Yanık, 2022 yılında da farklı hedef kitlelere yönelik farkındalık çalışmaların devam edeceğini belirterek, özellikle muhtarlara yönelik seminerleri yaygınlaştıracaklarını söyledi.
"Şiddeti özendiren yayınlardan kaçınılmalı"
Topluma farklı örnekler sunan ve zihniyetlerin dönüşümü üzerinde etkili olan bir unsurun da medya içerikleri olduğuna işaret eden Yanık, şöyle devam etti:
"Biz bu noktada medya kuruluşlarından da sorumluluk almalarını istiyor ve şiddeti özendiren yayınlardan kaçınmalarının doğru olduğunu düşünüyoruz. Ayrıca, ekrana yansıyan görsellerde şiddet içeren görüntülere fazlaca yer verilmesi şiddeti normalleştiren bir etkiye yol açıyor. Şiddet haberleri verilirken mümkün olduğunca görüntü kullanılmamasının, mağdurun isminin ve görüntüsünün gizlenmesinin, mağdurdan ziyade faile odaklanılmasının daha isabetli bir tutum olduğuna inanıyoruz. İcracı Bakanlıklar olarak medyadan bu konuda gerekli hassasiyeti göstermelerini bekliyoruz."
Bakan Yanık, Basın ve Yayım Faaliyetleri konulu Cumhurbaşkanlığı Genelgesinde bu beklentinin resmiyete kavuştuğunu belirterek, genelgede aileyi korumanın ve güçlendirmenin önemli araçlarından birinin de sorumlu ve etik bir medya anlayışı olduğunun belirtildiğine işaret etti.
Genelge çerçevesinde ilgili kuruluşların milli ve manevi değerlere uymayan, aile kurumunu, çocukları ve gençleri hedef alarak tehdit ve tehlike oluşturan yapımlara karşı gereken tedbirleri alması gerektiğini vurgulayan Yanık, ekranların daha müspet örneklere açılmasını, şiddetin sıradanlaşmasının önündeki en büyük tedbirlerden biri olarak gördüğünü söyledi.
Adli Veri Bankası
Programda konuşan Adalet Bakanı Bekir Bozdağ, aile içi ve kadına yönelik şiddetle mücadelenin, dinmeyen bir acıyı dindirme çabası olduğunu ifade ederek, uzun yıllardır hükümetlerin, devlet kurumlarının bu konuda büyük gayretle çalıştıklarını belirtti.

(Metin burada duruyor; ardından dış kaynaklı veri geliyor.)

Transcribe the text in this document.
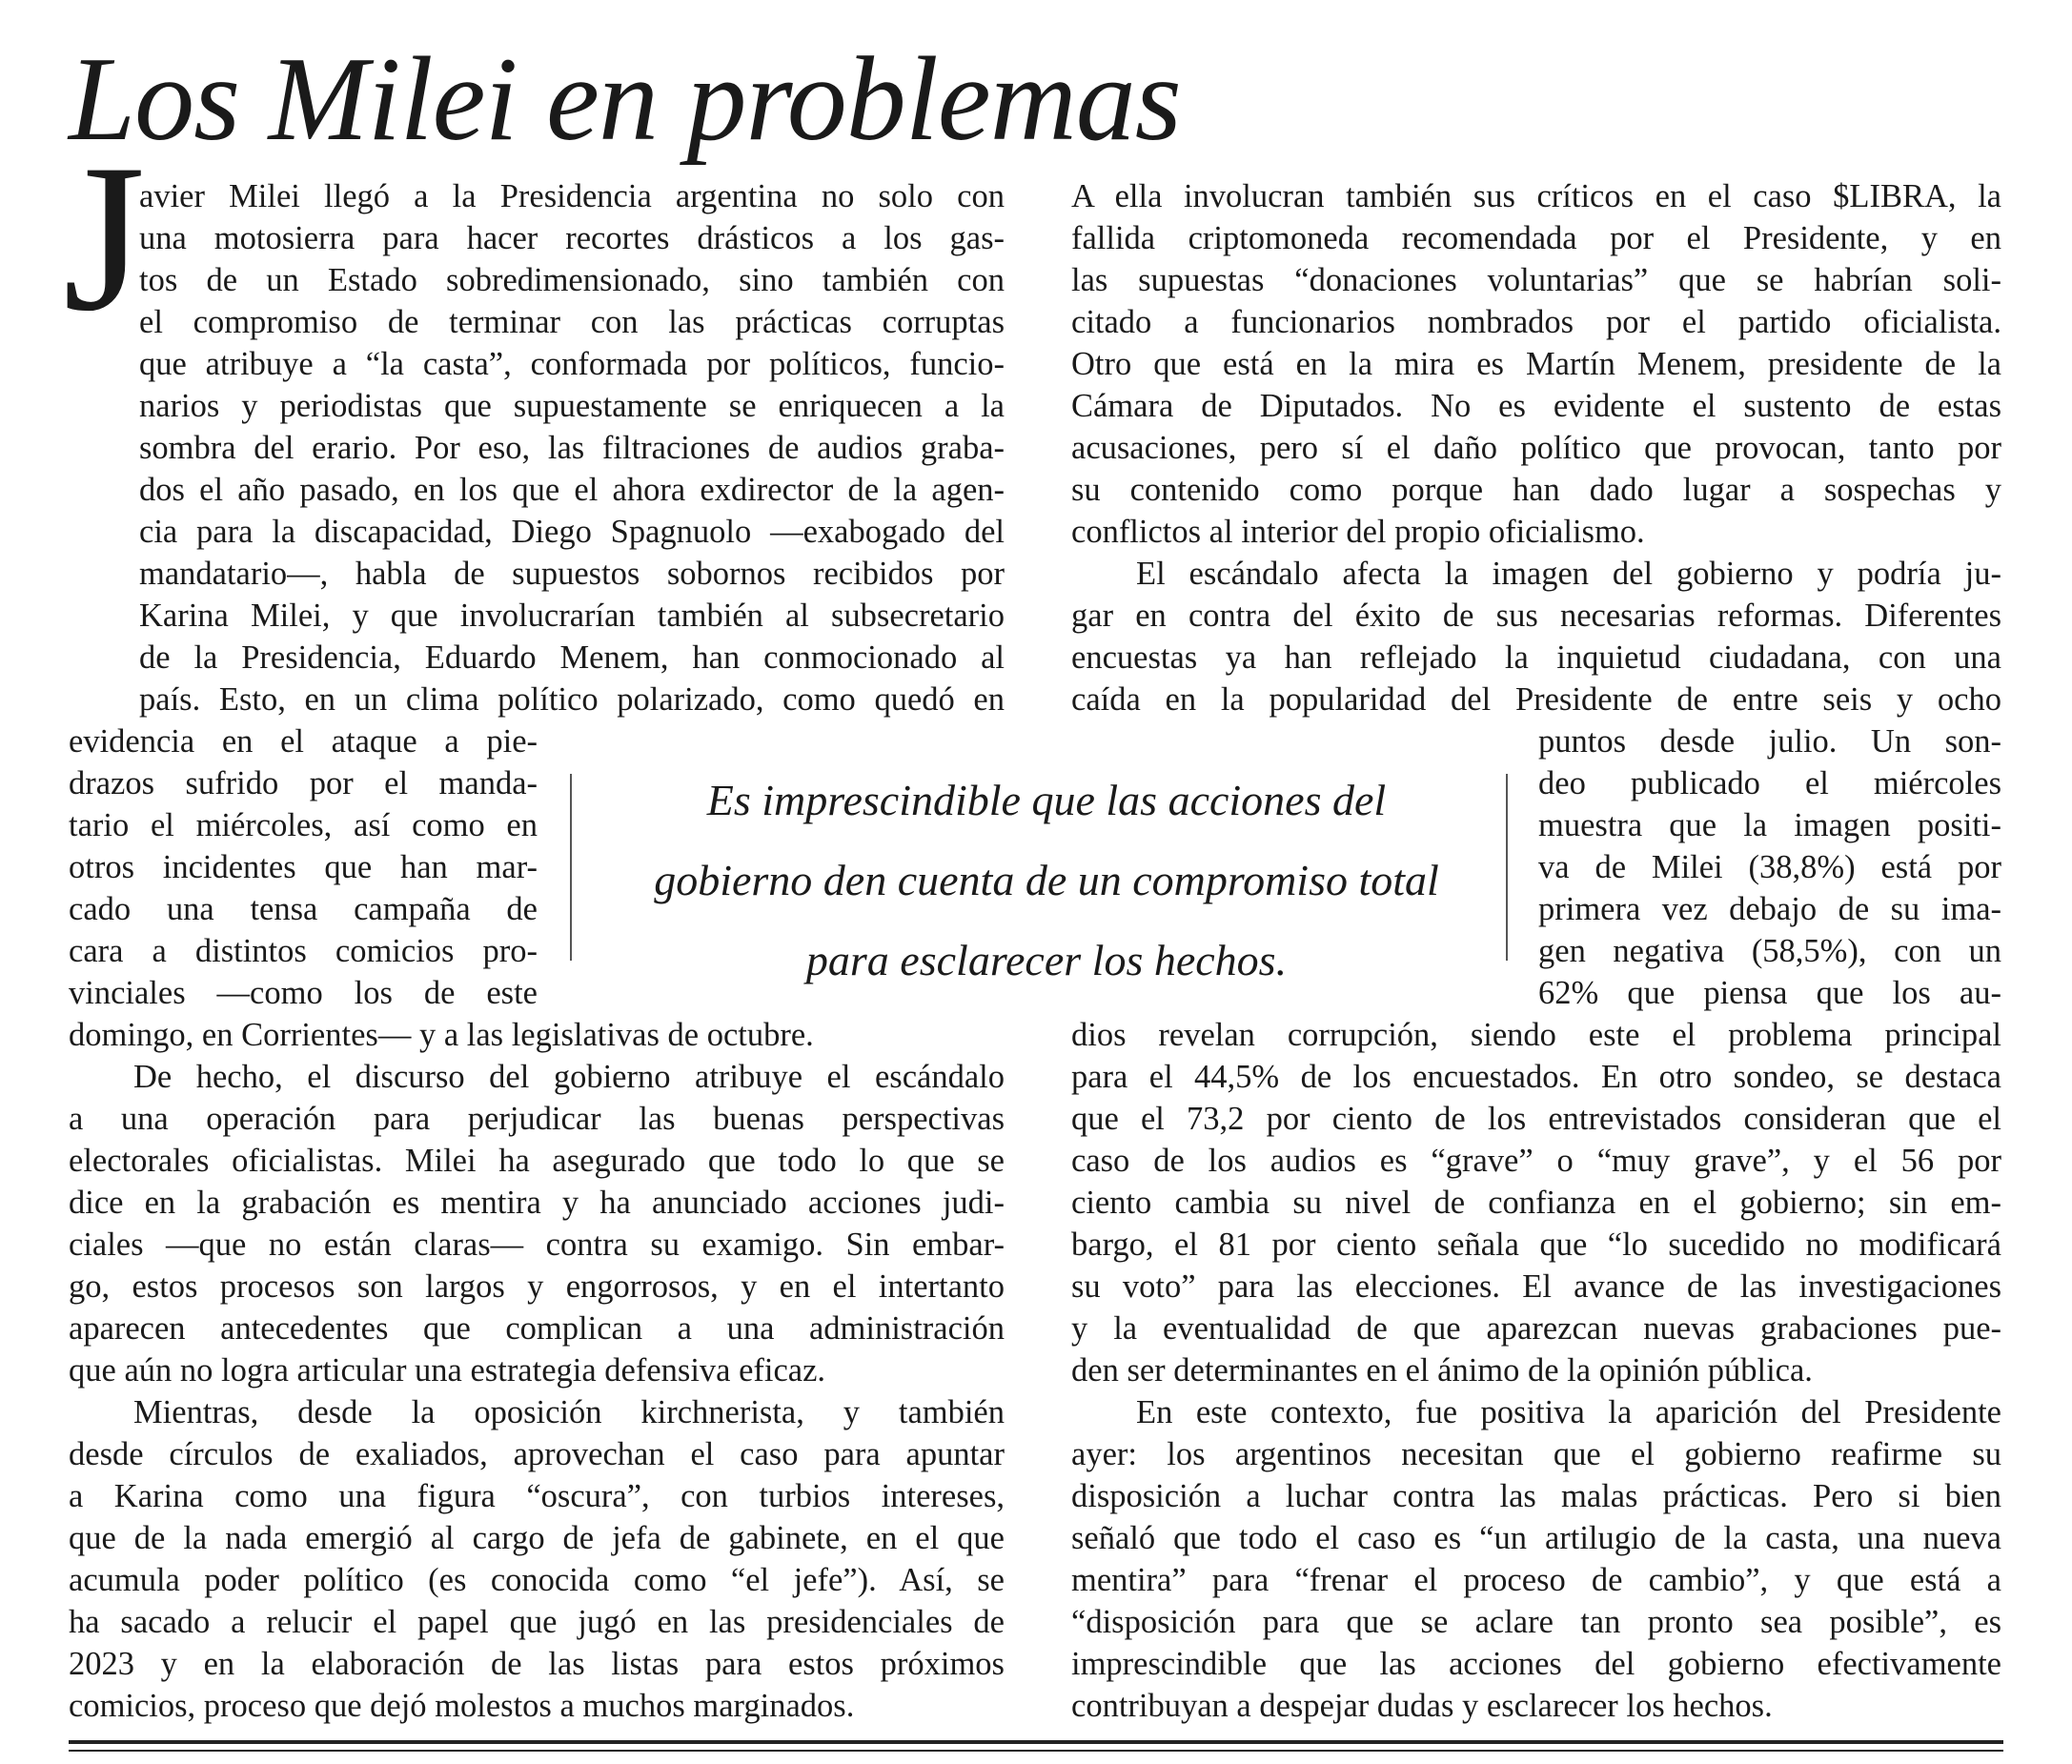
Los Milei en problemas
J
avier Milei llegó a la Presidencia argentina no solo con
una motosierra para hacer recortes drásticos a los gas-
tos de un Estado sobredimensionado, sino también con
el compromiso de terminar con las prácticas corruptas
que atribuye a “la casta”, conformada por políticos, funcio-
narios y periodistas que supuestamente se enriquecen a la
sombra del erario. Por eso, las filtraciones de audios graba-
dos el año pasado, en los que el ahora exdirector de la agen-
cia para la discapacidad, Diego Spagnuolo —exabogado del
mandatario—, habla de supuestos sobornos recibidos por
Karina Milei, y que involucrarían también al subsecretario
de la Presidencia, Eduardo Menem, han conmocionado al
país. Esto, en un clima político polarizado, como quedó en
evidencia en el ataque a pie-
drazos sufrido por el manda-
tario el miércoles, así como en
otros incidentes que han mar-
cado una tensa campaña de
cara a distintos comicios pro-
vinciales —como los de este
domingo, en Corrientes— y a las legislativas de octubre.
De hecho, el discurso del gobierno atribuye el escándalo
a una operación para perjudicar las buenas perspectivas
electorales oficialistas. Milei ha asegurado que todo lo que se
dice en la grabación es mentira y ha anunciado acciones judi-
ciales —que no están claras— contra su examigo. Sin embar-
go, estos procesos son largos y engorrosos, y en el intertanto
aparecen antecedentes que complican a una administración
que aún no logra articular una estrategia defensiva eficaz.
Mientras, desde la oposición kirchnerista, y también
desde círculos de exaliados, aprovechan el caso para apuntar
a Karina como una figura “oscura”, con turbios intereses,
que de la nada emergió al cargo de jefa de gabinete, en el que
acumula poder político (es conocida como “el jefe”). Así, se
ha sacado a relucir el papel que jugó en las presidenciales de
2023 y en la elaboración de las listas para estos próximos
comicios, proceso que dejó molestos a muchos marginados.
A ella involucran también sus críticos en el caso $LIBRA, la
fallida criptomoneda recomendada por el Presidente, y en
las supuestas “donaciones voluntarias” que se habrían soli-
citado a funcionarios nombrados por el partido oficialista.
Otro que está en la mira es Martín Menem, presidente de la
Cámara de Diputados. No es evidente el sustento de estas
acusaciones, pero sí el daño político que provocan, tanto por
su contenido como porque han dado lugar a sospechas y
conflictos al interior del propio oficialismo.
El escándalo afecta la imagen del gobierno y podría ju-
gar en contra del éxito de sus necesarias reformas. Diferentes
encuestas ya han reflejado la inquietud ciudadana, con una
caída en la popularidad del Presidente de entre seis y ocho
puntos desde julio. Un son-
deo publicado el miércoles
muestra que la imagen positi-
va de Milei (38,8%) está por
primera vez debajo de su ima-
gen negativa (58,5%), con un
62% que piensa que los au-
dios revelan corrupción, siendo este el problema principal
para el 44,5% de los encuestados. En otro sondeo, se destaca
que el 73,2 por ciento de los entrevistados consideran que el
caso de los audios es “grave” o “muy grave”, y el 56 por
ciento cambia su nivel de confianza en el gobierno; sin em-
bargo, el 81 por ciento señala que “lo sucedido no modificará
su voto” para las elecciones. El avance de las investigaciones
y la eventualidad de que aparezcan nuevas grabaciones pue-
den ser determinantes en el ánimo de la opinión pública.
En este contexto, fue positiva la aparición del Presidente
ayer: los argentinos necesitan que el gobierno reafirme su
disposición a luchar contra las malas prácticas. Pero si bien
señaló que todo el caso es “un artilugio de la casta, una nueva
mentira” para “frenar el proceso de cambio”, y que está a
“disposición para que se aclare tan pronto sea posible”, es
imprescindible que las acciones del gobierno efectivamente
contribuyan a despejar dudas y esclarecer los hechos.
Es imprescindible que las acciones del
gobierno den cuenta de un compromiso total
para esclarecer los hechos.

Bozdağ, yapılan çalışmalarla bu konuda belli bir mesafe alındığını ancak gelinen noktada olayların azalmasında arzu edilen neticelere ulaşılamadığını söyledi. Bozdağ, şöyle devam etti:
"Geçmiş dönemde bakanlığım zamanında başladığım bir proje vardı. Yeni dönem de bu projeyi canlandırmayı düşünüyoruz. Adli veri bankası diye bir banka. Bu esasında kesinleşmiş mahkeme kararlarıyla, Türkiye'nin bir Google sistemi gibi bir sistem içinde suç haritasını tamamen ortaya çıkarmak ve bunun üzerinden önleyici uygulamaları yapmak. Örneğin en çok cinayet hangi il, ilçe, belde, köy, mahalle, cadde, sokakta? Bir yerde yoğunlaşma var, fotoğrafı görecek, ona göre bütün kurumlar durumdan vazife çıkarıp o bölgelerde ona göre bir çalışma yaparsa belki önleyici hukuk bakımından çok daha ciddi bir adımı atmış olabiliriz."

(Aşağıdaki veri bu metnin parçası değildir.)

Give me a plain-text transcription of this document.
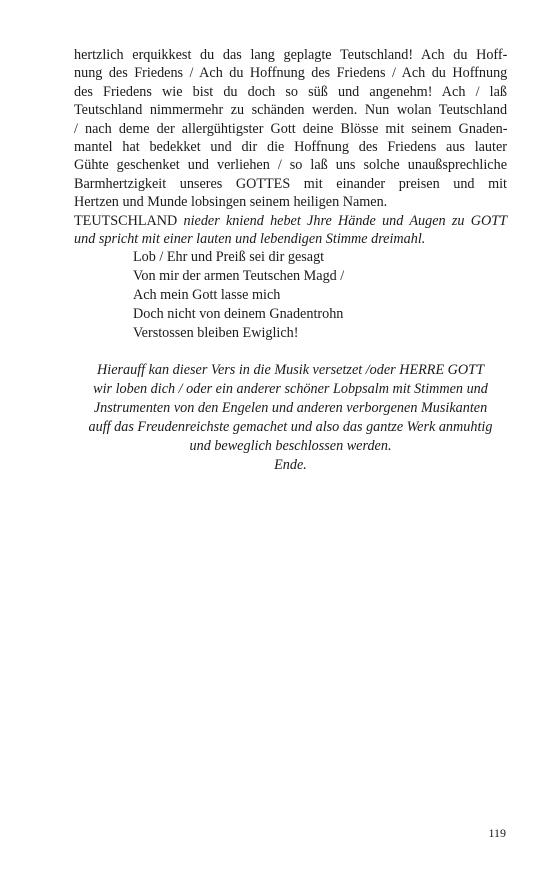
hertzlich erquikkest du das lang geplagte Teutschland! Ach du Hoff-
nung des Friedens / Ach du Hoffnung des Friedens / Ach du Hoffnung
des Friedens wie bist du doch so süß und angenehm! Ach / laß
Teutschland nimmermehr zu schänden werden. Nun wolan Teutschland
/ nach deme der allergühtigster Gott deine Blösse mit seinem Gnaden-
mantel hat bedekket und dir die Hoffnung des Friedens aus lauter
Gühte geschenket und verliehen / so laß uns solche unaußsprechliche
Barmhertzigkeit unseres GOTTES mit einander preisen und mit
Hertzen und Munde lobsingen seinem heiligen Namen.

TEUTSCHLAND nieder kniend hebet Jhre Hände und Augen zu GOTT
und spricht mit einer lauten und lebendigen Stimme dreimahl.

Lob / Ehr und Preiß sei dir gesagt
Von mir der armen Teutschen Magd /
Ach mein Gott lasse mich
Doch nicht von deinem Gnadentrohn
Verstossen bleiben Ewiglich!
Hierauff kan dieser Vers in die Musik versetzet /oder HERRE GOTT
wir loben dich / oder ein anderer schöner Lobpsalm mit Stimmen und
Jnstrumenten von den Engelen und anderen verborgenen Musikanten
auff das Freudenreichste gemachet und also das gantze Werk anmuhtig
und beweglich beschlossen werden.
Ende.
119
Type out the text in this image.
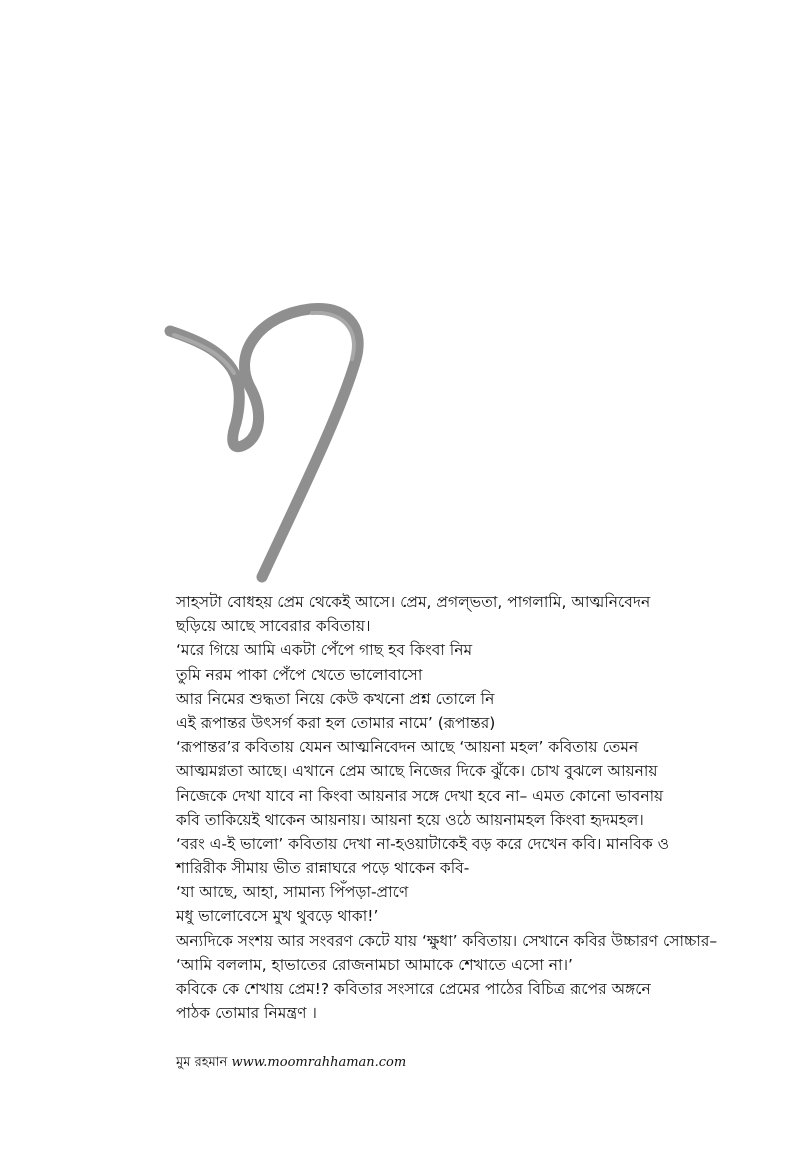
সাহসটা বোধহয় প্রেম থেকেই আসে। প্রেম, প্রগল্‌ভতা, পাগলামি, আত্মনিবেদন
ছড়িয়ে আছে সাবেরার কবিতায়।
‘মরে গিয়ে আমি একটা পেঁপে গাছ হব কিংবা নিম
তুমি নরম পাকা পেঁপে খেতে ভালোবাসো
আর নিমের শুদ্ধতা নিয়ে কেউ কখনো প্রশ্ন তোলে নি
এই রূপান্তর উৎসর্গ করা হল তোমার নামে’ (রূপান্তর)
‘রূপান্তর’র কবিতায় যেমন আত্মনিবেদন আছে ‘আয়না মহল’ কবিতায় তেমন
আত্মমগ্নতা আছে। এখানে প্রেম আছে নিজের দিকে ঝুঁকে। চোখ বুঝলে আয়নায়
নিজেকে দেখা যাবে না কিংবা আয়নার সঙ্গে দেখা হবে না– এমত কোনো ভাবনায়
কবি তাকিয়েই থাকেন আয়নায়। আয়না হয়ে ওঠে আয়নামহল কিংবা হৃদমহল।
‘বরং এ-ই ভালো’ কবিতায় দেখা না-হওয়াটাকেই বড় করে দেখেন কবি। মানবিক ও
শারিরীক সীমায় ভীত রান্নাঘরে পড়ে থাকেন কবি-
‘যা আছে, আহা, সামান্য পিঁপড়া-প্রাণে
মধু ভালোবেসে মুখ থুবড়ে থাকা!’
অন্যদিকে সংশয় আর সংবরণ কেটে যায় ‘ক্ষুধা’ কবিতায়। সেখানে কবির উচ্চারণ সোচ্চার–
‘আমি বললাম, হাভাতের রোজনামচা আমাকে শেখাতে এসো না।’
কবিকে কে শেখায় প্রেম!? কবিতার সংসারে প্রেমের পাঠের বিচিত্র রূপের অঙ্গনে
পাঠক তোমার নিমন্ত্রণ ।
মুম রহমান www.moomrahhaman.com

Bakan Bozdağ, kolluk kuvvetlerince mahkumlarla ilgili sağlıklı bilgi tutmanın çok önemli olduğunu, bu verilerin doğru karar almada büyük yardımının olacağını dile getirdi.
Aile içi şiddet ve kadına karşı şiddet konusunun, Adalet Bakanlığının da birinci gündem maddesi olmaya devam edeceğine işaret eden Bozdağ, "Arkadaşlarıma talimat verdim. Bugüne kadar yapılanlar belli. Onların üzerine neleri ilave edeceğiz, daha ileri adımları nasıl atacağız, üzerinde duracağız. Kravata göre, boyun bükmeye göre indirimler üzerinde de durup bu konuda da yeni adım atmak gerektiğine inanıyorum. İyi hal indirimi, kravattan, elbiseden, bıyıktan, saçtan, sakaldan değil, suçun failinin gerçek pişmanlığı üzerinden uygulanan bir ceza indirim nedenidir. Eğer yasa gerektiriyorsa yasayı değiştirerek, eğitim gerekiyorsa eğitim yaparak bu konunun önüne geçme konusunda kararlı olduğunu ifade etmek isterim. Her işin üzerine gideceğiz. Yargının üzerine ne düşüyorsa onu da sağlayacağız" dedi.
"Ben şikâyetçi değilim diyenleri de takip ediyoruz"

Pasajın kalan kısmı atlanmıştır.